McDonnell admitted that he could have done more to deal with Maureen's issues. He testified that he tried to help the mansion staff with Maureen's anger issues and anxiety in various ways, but said that looking back now, it wasn't enough. McDonnell said that Maureen did receive mental health counseling and medication in 2012.

McDonnell testified that he developed a relationship with Jonnie Williams that was separate from his wife. Maureen's defense showed text messages between McDonnell and Williams that did not include or pertain to Maureen.

Defense attorney Bill Burck asked Bob McDonnell about Maureen's interview with law enforcement on February 15, 2013. Bob testified that Maureen felt ambushed and lied to. McDonnell said Maureen was anxious and nervous, but testified that she never said she did anything wrong.

Friday, McDonnell said he didn't blame his wife Maureen, but a theme of his defense has been their broken marriage. McDonnell spoke about his wife's "fiery anger" and said it was Maureen who took loans from Virginia businessman Jonnie Williams without his knowledge.

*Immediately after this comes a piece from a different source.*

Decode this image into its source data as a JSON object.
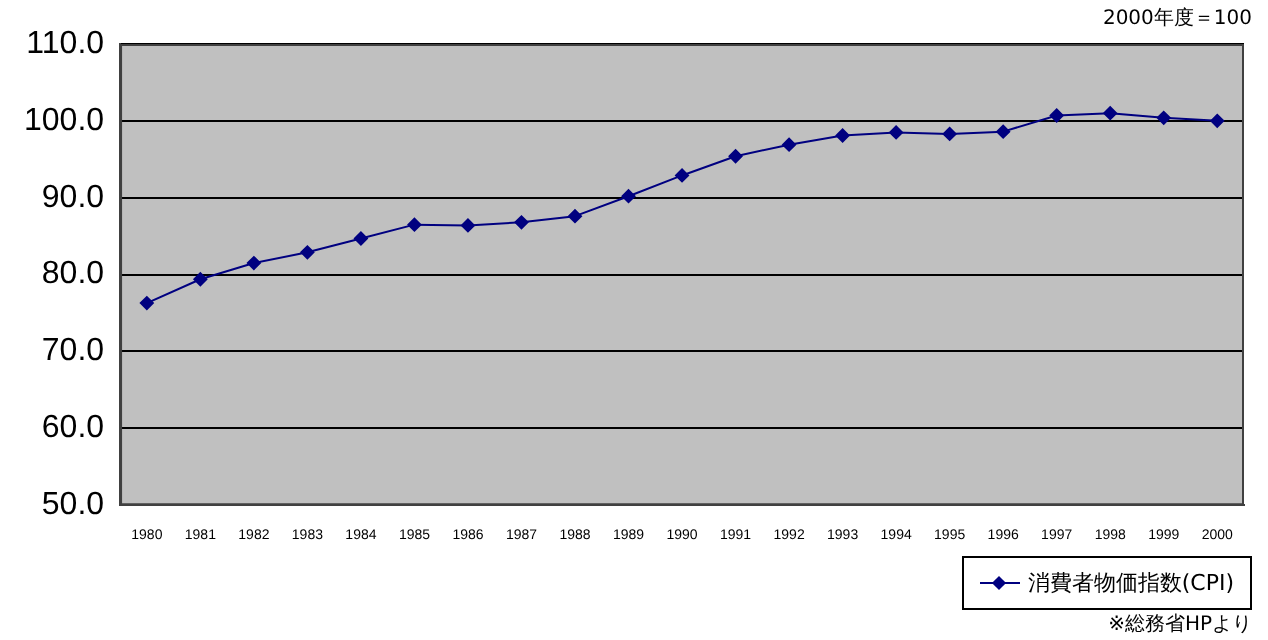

Bob and Maureen McDonnell are accused of accepting more than $177,000 in gifts and loans from then-Star Scientific CEO Jonnie Williams in exchange for promoting his dietary supplement, Anatabloc.

McDonnell testified that he didn't do anything illegal, but said he blames himself for letting his life get out of balance. He said Jonnie Williams gave Maureen the emotional relationship she wasn't getting from her husband.

Bob McDonnell said he didn't think accepting loans and gifts from Williams was inappropriate because Williams didn't ask for anything in return from the state government.

The former governor said he wouldn't trade his 38 years in public service for golf outings or expensive dinners. He said "having some time with my family" was the most important gift he ever received.